By Blaine Harden and Dan Balz
The Washington Post
WASHINGTON

Senate Majority Leader Robert J. Dole categorically stated his support Thursday for a constitutional amendment banning abortion that is contained in the Republican Party's platform. At the same time, however, he said he wants a "declaration of tolerance" within the platform to welcome those with differing views.

The presumptive Republican presidential nominee, who has been saying for weeks that he wants to make the party more inclusive for those with divergent views on abortion, said in a statement late today that he "will not seek or accept a retreat" from the 1992 Republican Party platform.

"Our convention must reflect not only our strong pro-life convictions, but a decent regard for the opinions of those who disagree," Dole said. "This is not compromise, it is civility."

In his statement Thursday, Dole seems to be trying to square a circle. He is attempting to welcome moderates who support abortion rights, while at the same time insisting that the ban cannot be abandoned or in any way weakened.

Dole sought both to clarify his own position and to head off a costly fight at the Republican convention in San Diego, but it was not immediately clear from Thursday's statement, as well from comments Dole made in television interviews, whether he would be successful.

"Just as important as the wording in our platform," Dole said in the statement, "is the spirit we carry into this election. I will stand up for my beliefs with confidence, but I will not silence those who disagree."

The 1992 platform plank on abortion contained no language recognizing that there were differing points within the party on abortion. In 1980, the abortion plank did explicitly recognize such differing points of view.
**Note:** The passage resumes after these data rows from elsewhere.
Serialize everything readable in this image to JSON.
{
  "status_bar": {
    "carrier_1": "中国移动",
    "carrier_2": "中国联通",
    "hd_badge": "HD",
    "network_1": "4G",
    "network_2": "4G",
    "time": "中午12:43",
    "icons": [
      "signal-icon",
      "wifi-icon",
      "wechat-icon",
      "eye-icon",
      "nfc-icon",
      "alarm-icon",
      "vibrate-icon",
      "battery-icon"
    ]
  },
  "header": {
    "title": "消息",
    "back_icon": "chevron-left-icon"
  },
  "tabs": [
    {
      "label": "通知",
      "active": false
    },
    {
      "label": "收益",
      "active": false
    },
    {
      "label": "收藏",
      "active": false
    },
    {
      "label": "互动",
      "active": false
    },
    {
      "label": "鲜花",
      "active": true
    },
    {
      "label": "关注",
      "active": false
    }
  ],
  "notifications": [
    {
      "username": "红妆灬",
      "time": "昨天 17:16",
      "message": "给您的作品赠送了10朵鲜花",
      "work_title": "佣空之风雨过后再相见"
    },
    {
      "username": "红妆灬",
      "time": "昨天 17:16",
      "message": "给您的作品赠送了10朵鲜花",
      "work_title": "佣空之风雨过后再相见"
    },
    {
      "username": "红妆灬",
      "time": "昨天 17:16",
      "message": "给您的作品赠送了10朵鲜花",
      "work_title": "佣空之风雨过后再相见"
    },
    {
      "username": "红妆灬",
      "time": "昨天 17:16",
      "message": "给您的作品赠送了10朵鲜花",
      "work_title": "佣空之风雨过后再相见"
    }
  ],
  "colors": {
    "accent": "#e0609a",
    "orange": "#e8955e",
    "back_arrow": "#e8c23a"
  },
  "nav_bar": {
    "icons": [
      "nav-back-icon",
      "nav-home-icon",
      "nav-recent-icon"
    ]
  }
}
Dole campaign aides Thursday night issued conflicting interpretations of how the declaration of tolerance would be dealt with in the platform. This seemingly arcane point is of great importance to the anti-abortion wing of the party. Some leaders of the movement have said they would not accept such language as part of the abortion plank.

Nelson Warfield, Dole's press secretary, said "Sen. Dole's statement indicated that there are a number of issues where Republicans of goodwill may disagree. But it remains to be seen precisely where in the platform that committee will decide to include a declaration of tolerance."

But another senior Dole advisor said suggestions that Dole wanted to replicate the 1980 abortion plank is "not what he is talking about here." He said the Dole campaign was not trying to "say specifically" what the platform committee should do. But he said Dole is seeking "an umbrella modifier" and not urging "specific language in a specific plank."

In an interview on ABC, Dole appeared to be softening his stance on the party's position on abortion.

"We hope to have a plank in our platform that will reach out to all Republicans so everybody will understand we can have diversity in our party and still reach out to people who have different views," Dole said. "I don't want to build a fence around our party and say everybody has to agree with me on this issue."

Later Thursday, apparently trying to head off news reports that Dole was backing away from the abortion ban in order to broaden his party's electoral base, Dole campaign headquarters circulated the no-retreat statement.

Early last month, a major battle over the antiabortion plank was fought among the conservative members of the Republican Party. Ralph Reed, executive director of the Christian Coalition, suggested a revision of the language that would replace a constitutional ban on abortion with a statement of policy that pledges to "seek by all legal and constitutional means to protect the right to life for the elderly, the inform, the unborn, and the disabled."

But this language proved unacceptable to many antiabortion leaders, including GOP presidential candidate Patrick Buchanan and anti-abortion organizations such as the American Life League.

Trailing by about 20 points behind President Clinton in most national polls, Dole is under intense pressure to broaden his appeal, particularly in key states such as California and New Jersey, where moderates such as Govs. Pete Wilson and Christine Todd Whitman are insisting that the GOP is out of step with the mainstream of the Republican Party.